Originally Posted by nash031 (Post 1458123)
If you think you need $2M to get by, get to $2.5M and call it. (And enjoy that OMY syndrome!!)

Throwing another half million into the pot might take enough years to take more time than some are willing to take. If I was 50 years old and firecalc said I had finally reached 100% success with my 2 million portfolio, I sure wouldn't be pleased thinking I might have to work until I was 54-55 to get it to 2.5 million.

I'd much rather be doing like someone mentioned, figure out how much I could reasonably live comfortably on by reducing my spending if early bumps in stock market road.

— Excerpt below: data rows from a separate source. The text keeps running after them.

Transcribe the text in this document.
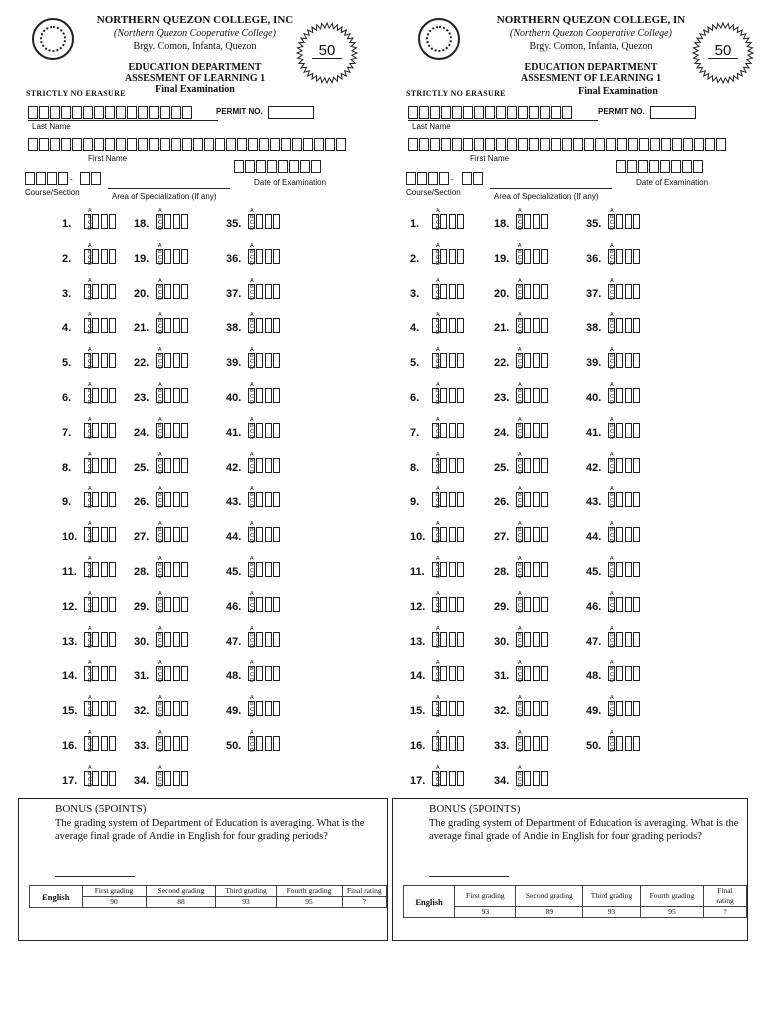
NORTHERN QUEZON COLLEGE, INC
(Northern Quezon Cooperative College)
Brgy. Comon, Infanta, Quezon
EDUCATION DEPARTMENT
ASSESMENT OF LEARNING 1
Final Examination
50
STRICTLY NO ERASURE
PERMIT NO.
Last Name
First Name
Date of Examination
-
Course/Section	Area of Specialization (If any)
1.
A B C D
2.
A B C D
3.
A B C D
4.
A B C D
5.
A B C D
6.
A B C D
7.
A B C D
8.
A B C D
9.
A B C D
10.
A B C D
11.
A B C D
12.
A B C D
13.
A B C D
14.
A B C D
15.
A B C D
16.
A B C D
17.
A B C D
18.
A B C D
19.
A B C D
20.
A B C D
21.
A B C D
22.
A B C D
23.
A B C D
24.
A B C D
25.
A B C D
26.
A B C D
27.
A B C D
28.
A B C D
29.
A B C D
30.
A B C D
31.
A B C D
32.
A B C D
33.
A B C D
34.
A B C D
35.
A B C D
36.
A B C D
37.
A B C D
38.
A B C D
39.
A B C D
40.
A B C D
41.
A B C D
42.
A B C D
43.
A B C D
44.
A B C D
45.
A B C D
46.
A B C D
47.
A B C D
48.
A B C D
49.
A B C D
50.
A B C D
BONUS (5POINTS)
The grading system of Department of Education is averaging. What is the average final grade of Andie in English for four grading periods?
English	First grading	Second grading	Third grading	Fourth grading	Final rating
	90	88	93	95	?
NORTHERN QUEZON COLLEGE, IN
(Northern Quezon Cooperative College)
Brgy. Comon, Infanta, Quezon
EDUCATION DEPARTMENT
ASSESMENT OF LEARNING 1
Final Examination
50
STRICTLY NO ERASURE
PERMIT NO.
Last Name
First Name
Date of Examination
-
Course/Section	Area of Specialization (If any)
1.
A B C D
2.
A B C D
3.
A B C D
4.
A B C D
5.
A B C D
6.
A B C D
7.
A B C D
8.
A B C D
9.
A B C D
10.
A B C D
11.
A B C D
12.
A B C D
13.
A B C D
14.
A B C D
15.
A B C D
16.
A B C D
17.
A B C D
18.
A B C D
19.
A B C D
20.
A B C D
21.
A B C D
22.
A B C D
23.
A B C D
24.
A B C D
25.
A B C D
26.
A B C D
27.
A B C D
28.
A B C D
29.
A B C D
30.
A B C D
31.
A B C D
32.
A B C D
33.
A B C D
34.
A B C D
35.
A B C D
36.
A B C D
37.
A B C D
38.
A B C D
39.
A B C D
40.
A B C D
41.
A B C D
42.
A B C D
43.
A B C D
44.
A B C D
45.
A B C D
46.
A B C D
47.
A B C D
48.
A B C D
49.
A B C D
50.
A B C D
BONUS (5POINTS)
The grading system of Department of Education is averaging. What is the average final grade of Andie in English for four grading periods?
English	First grading	Second grading	Third grading	Fourth grading	Final rating
	93	89	93	95	?
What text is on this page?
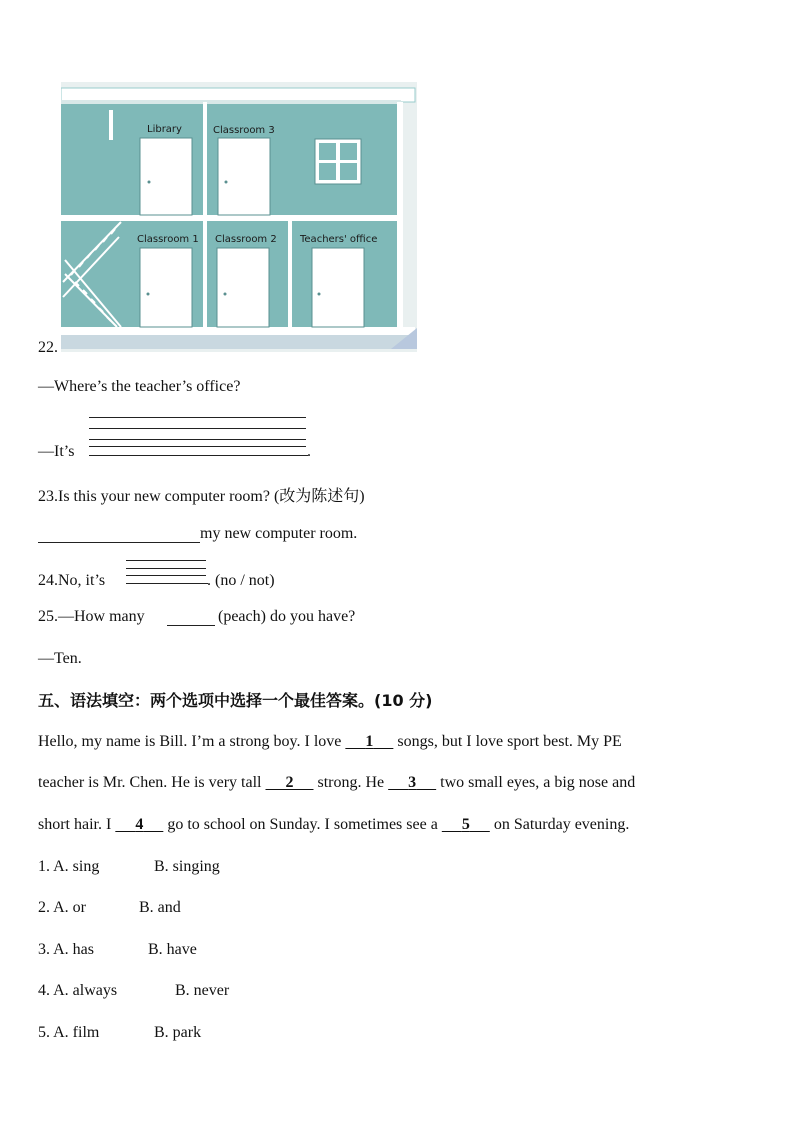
Library	Classroom 3
Classroom 1 Classroom 2 Teachers' office
22.
—Where’s the teacher’s office?
—It’s	.
23.Is this your new computer room? (改为陈述句)
my new computer room.
24.No, it’s	. (no / not)
25.—How many	(peach) do you have?
—Ten.
五、语法填空：两个选项中选择一个最佳答案。(10 分)
Hello, my name is Bill. I’m a strong boy. I love 1 songs, but I love sport best. My PE
teacher is Mr. Chen. He is very tall 2 strong. He 3 two small eyes, a big nose and
short hair. I 4 go to school on Sunday. I sometimes see a 5 on Saturday evening.
1. A. sing	B. singing
2. A. or	B. and
3. A. has	B. have
4. A. always	B. never
5. A. film	B. park
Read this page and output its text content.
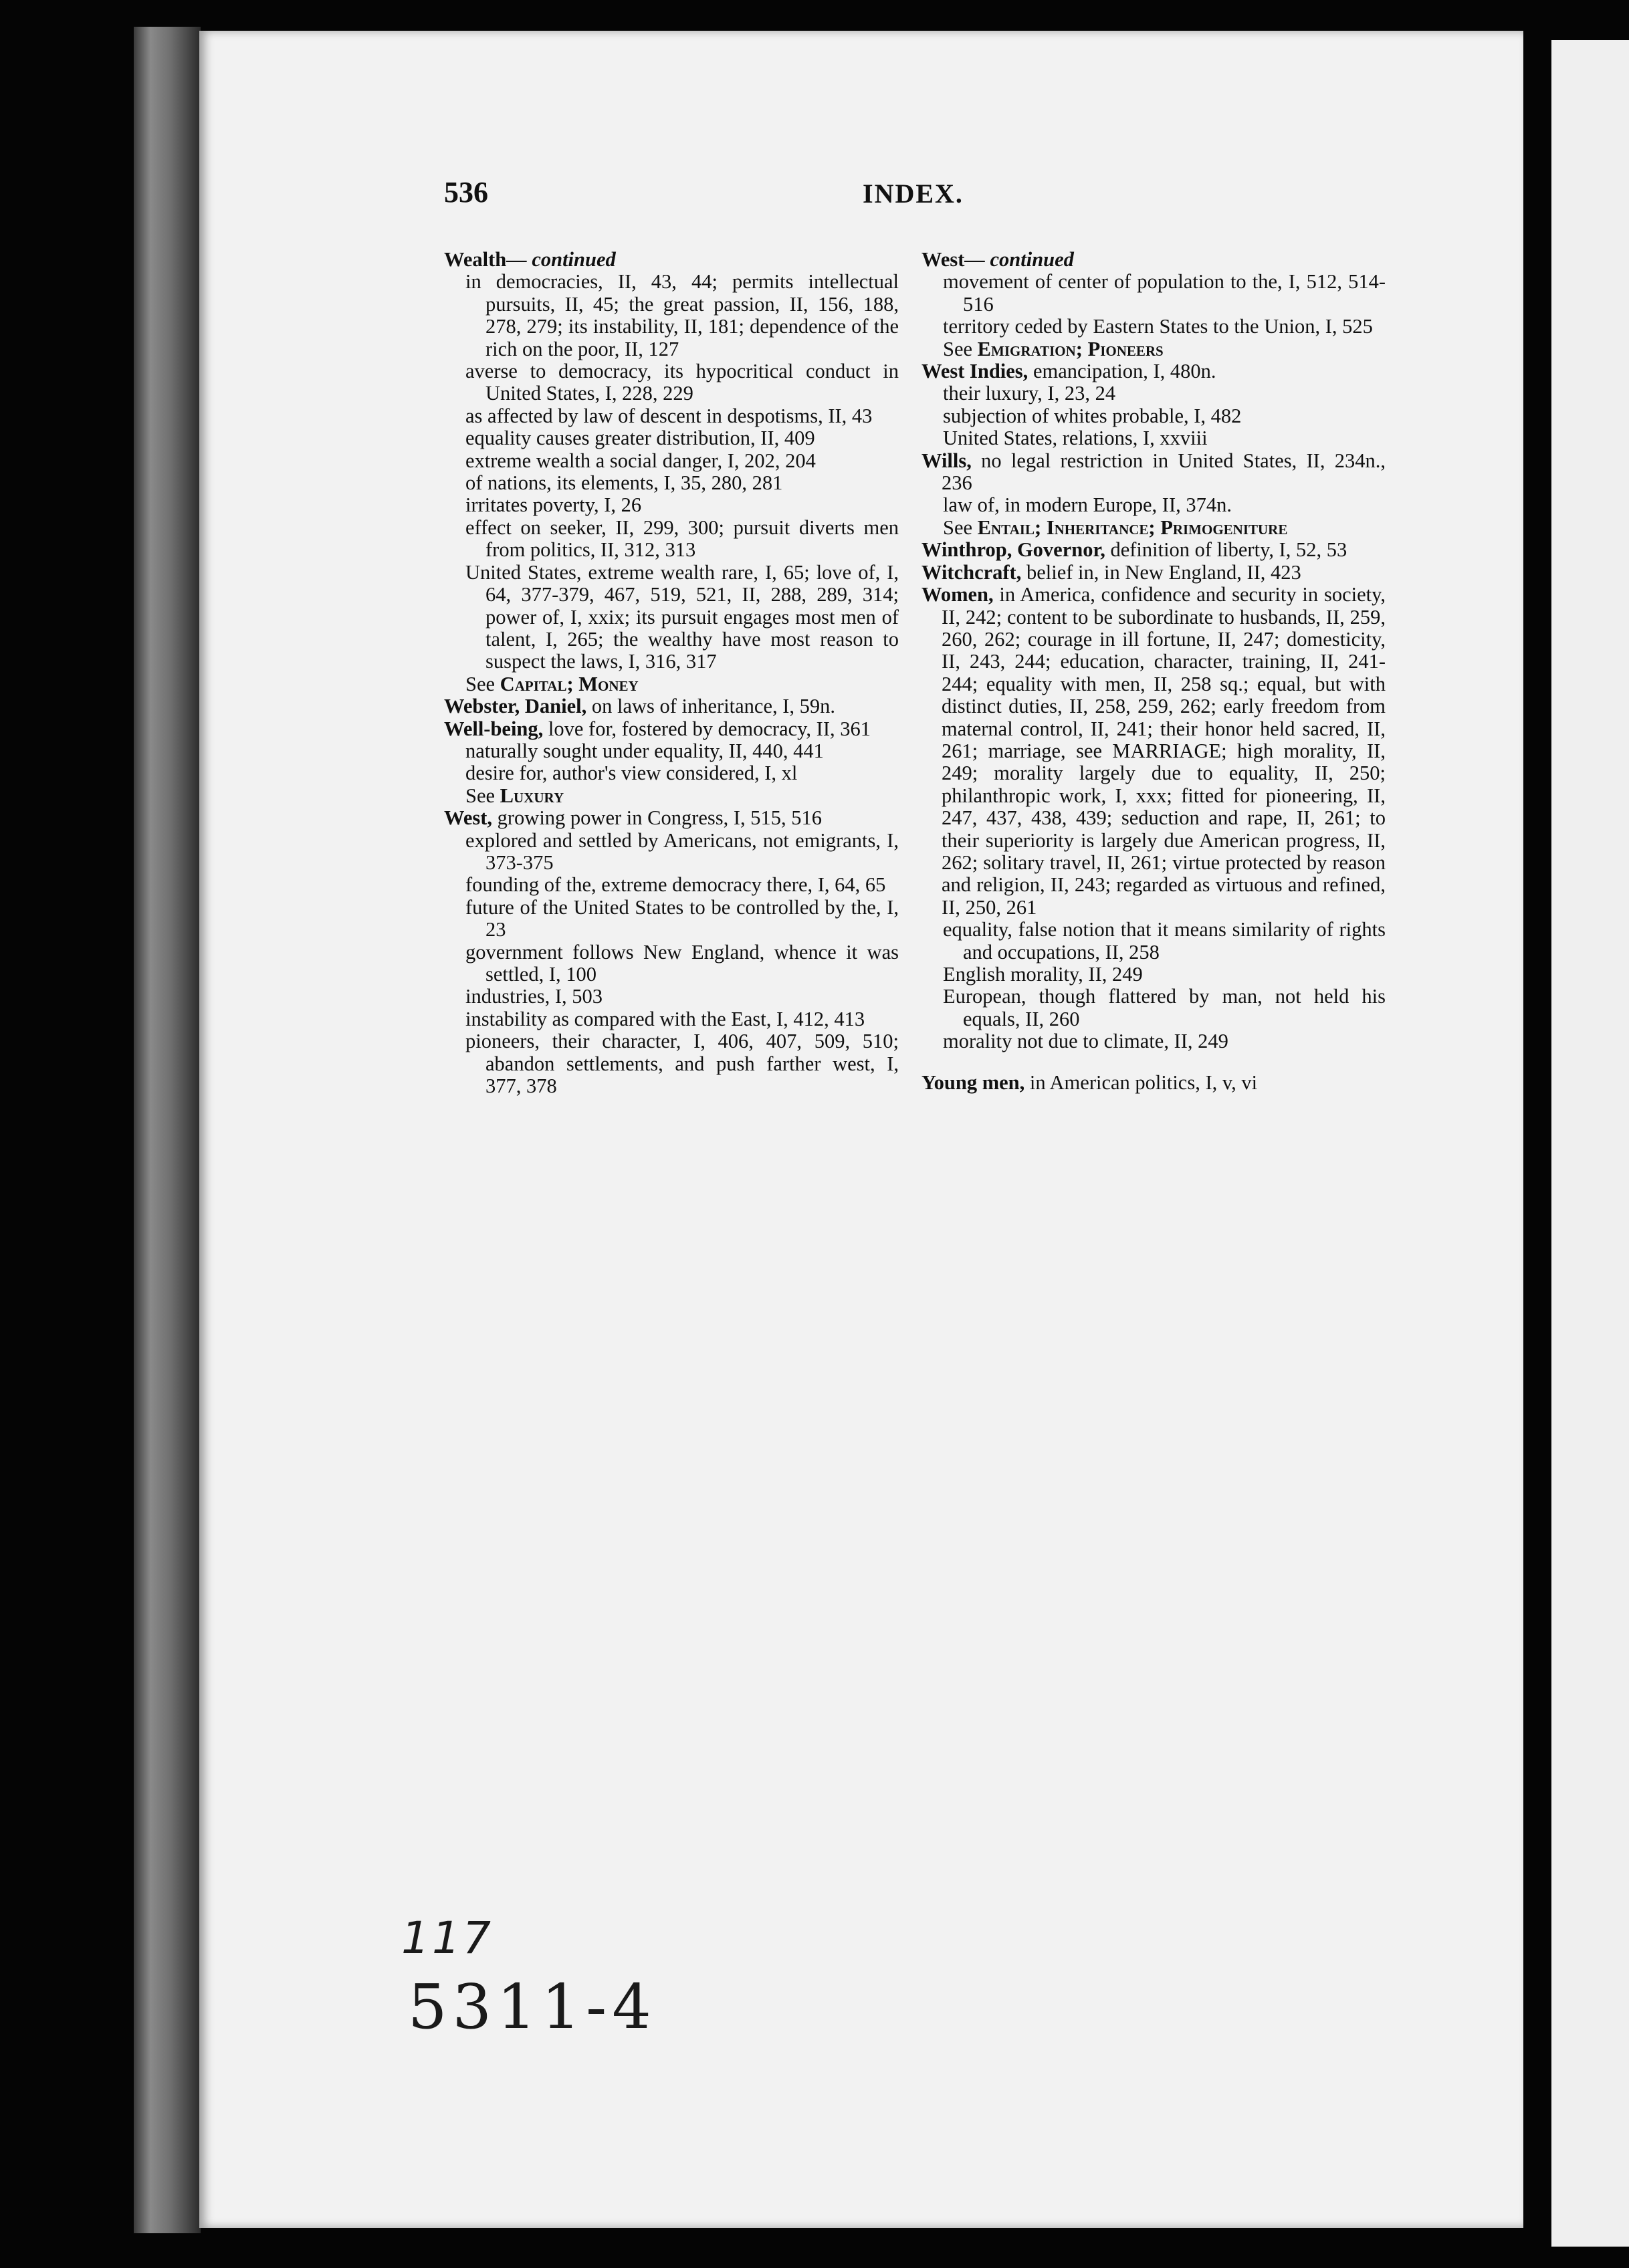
536	INDEX.

Wealth— continued

in democracies, II, 43, 44; permits intellectual pursuits, II, 45; the great passion, II, 156, 188, 278, 279; its instability, II, 181; dependence of the rich on the poor, II, 127

averse to democracy, its hypocritical conduct in United States, I, 228, 229

as affected by law of descent in despotisms, II, 43

equality causes greater distribution, II, 409

extreme wealth a social danger, I, 202, 204

of nations, its elements, I, 35, 280, 281

irritates poverty, I, 26

effect on seeker, II, 299, 300; pursuit diverts men from politics, II, 312, 313

United States, extreme wealth rare, I, 65; love of, I, 64, 377-379, 467, 519, 521, II, 288, 289, 314; power of, I, xxix; its pursuit engages most men of talent, I, 265; the wealthy have most reason to suspect the laws, I, 316, 317

See Capital; Money

Webster, Daniel, on laws of inheritance, I, 59n.

Well-being, love for, fostered by democracy, II, 361

naturally sought under equality, II, 440, 441

desire for, author's view considered, I, xl

See Luxury

West, growing power in Congress, I, 515, 516

explored and settled by Americans, not emigrants, I, 373-375

founding of the, extreme democracy there, I, 64, 65

future of the United States to be controlled by the, I, 23

government follows New England, whence it was settled, I, 100

industries, I, 503

instability as compared with the East, I, 412, 413

pioneers, their character, I, 406, 407, 509, 510; abandon settlements, and push farther west, I, 377, 378

West— continued

movement of center of population to the, I, 512, 514-516

territory ceded by Eastern States to the Union, I, 525

See Emigration; Pioneers

West Indies, emancipation, I, 480n.

their luxury, I, 23, 24

subjection of whites probable, I, 482

United States, relations, I, xxviii

Wills, no legal restriction in United States, II, 234n., 236

law of, in modern Europe, II, 374n.

See Entail; Inheritance; Primogeniture

Winthrop, Governor, definition of liberty, I, 52, 53

Witchcraft, belief in, in New England, II, 423

Women, in America, confidence and security in society, II, 242; content to be subordinate to husbands, II, 259, 260, 262; courage in ill fortune, II, 247; domesticity, II, 243, 244; education, character, training, II, 241-244; equality with men, II, 258 sq.; equal, but with distinct duties, II, 258, 259, 262; early freedom from maternal control, II, 241; their honor held sacred, II, 261; marriage, see MARRIAGE; high morality, II, 249; morality largely due to equality, II, 250; philanthropic work, I, xxx; fitted for pioneering, II, 247, 437, 438, 439; seduction and rape, II, 261; to their superiority is largely due American progress, II, 262; solitary travel, II, 261; virtue protected by reason and religion, II, 243; regarded as virtuous and refined, II, 250, 261

equality, false notion that it means similarity of rights and occupations, II, 258

English morality, II, 249

European, though flattered by man, not held his equals, II, 260

morality not due to climate, II, 249

Young men, in American politics, I, v, vi

117
5311-4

Katsmeow 06-09-2014 10:26 PM

I believe in the Bernicke concept but I think it is safer not to use that method to calculate success chances

photoguy 06-09-2014 11:54 PM

Quote:

Originally Posted by robnplunder (Post 1457904)
Currently doing OMY to pad my RE fund. I should be able to RE now but the current market got me concerned. It'd give me a lot of stress if RE now and market goes into a bear market run. For those of you who RE'd at (then) the top of the market, how was it? Were you concerned about market turning south? What strategy did you use to safeguard potential market downturn?

I ER'd this year and I'm very concerned with a possible bear market or entering a long period of stagnant returns. To combat this I've planned for under 3% WR (ERD's criteria of 100% in FIRECALC yields roughly 3.5% for the default portfolio) and also have 10+ years in fixed income (includes cash). Basically this is layering enough extra safety factors such that if we enter a bear market I feel that we would be ok.

A few other posters have mentioned cutting spending. One thought I've had is that since I will have control of income (due to roth conversion), I can control the amount of ACA subsidy. Given the amount we've budgeted for health care, this could be a substantial decrease in expenses (at the cost of spending down taxable faster than tax deferred accounts).

Currently we are renting/traveling. But a deep bear market will likely result in depressed real estate. So if this happens we could lock in housing expenses at a much lower cost than we are budgeting (for a future home purchase). Of course this requires adequate fixed income/cash reserves to be able to buy the home and last through the bear.